Sales Training Blog, Sales Debut

Selling the Solution

selling principles Sep 21, 2022

By Ralph Cerullo

Selling the solution, not the product, is the most important lesson we can learn as salespeople. Why? Simply put, no one cares about your product or service. The only thing that anyone cares about is their problem and how to manage it. Your job as a salesperson is to provide value and although you may understand the value in the specifics of what you sell, only portions of that value may be relevant to your client.

What should you do?

Stop being selfish! If you approach every meeting geared up to beat your prospect over the head with facts, figures, and specs, then you’re probably going to be disappointed with the result. Sharing is about providing value and receiving value. It is a collaborative process and should be a give and take between both parties. You should be entering every conversation with the idea that you are going to give just enough to get the information you need to adequately give some more. And, that more will need to be more information of value and substance. This cycle will continue until the prospect is ready to solve their problem with the solution you’ve provided specifically for their use case.

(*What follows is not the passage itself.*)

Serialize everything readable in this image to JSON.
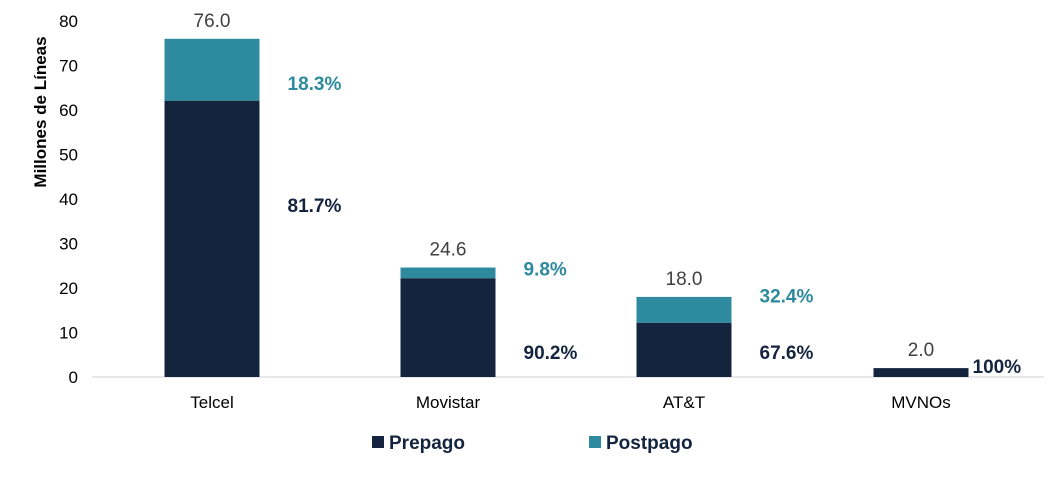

How do you know what to sell?

It’s impossible to sell a solution when you’re not sure what it is! It makes sense to feel that way, however, it may be that you're selling too early in the process. Pace yourself. The more expensive the product or service, the longer the sales cycle typically is. Sell too early and you will never connect and make enough headway to provide a solution. Try developing the relationship first and worry about what you’ll need to propose later. By the time you are giving a presentation and providing a proposal, you should already have a clear idea of what they need, when, and how to best provide it.

How do you know a solution from an option?

Options drive choice, solutions drive execution. A salesperson that presents an option will be driving a comparative or evaluation process. A salesperson who understands a very specific problem and eliminates it will close the deal. Solutions are conclusions, they eliminate further searching. We need to be very clear that we have identified a solution before presenting it to an end user. Some ways to determine if you are harboring an option or if you are sitting on an actual solution is to answer these questions.

  1.  Does your suggestion leave unresolved issues or challenges that may need to be worked through later?
  2.  Does your offer immediately resolve or eliminate a pain point?
  3.  Can they replicate your solution by themselves or with a competitor’s product or service?

To have a truly adequate solution, you will want it to be void of additional challenges it reveals or creates, immediately solve the problem, and proprietary or at least unique to your company in its design or delivery.

In closing, it makes sense to spend much time prior to a sales call evaluating and retooling your offer to be uniquely suited to solve your client’s very specific problem. Don’t rush into a situation with an option that keeps them shopping and you struggling to regain control of your sales process.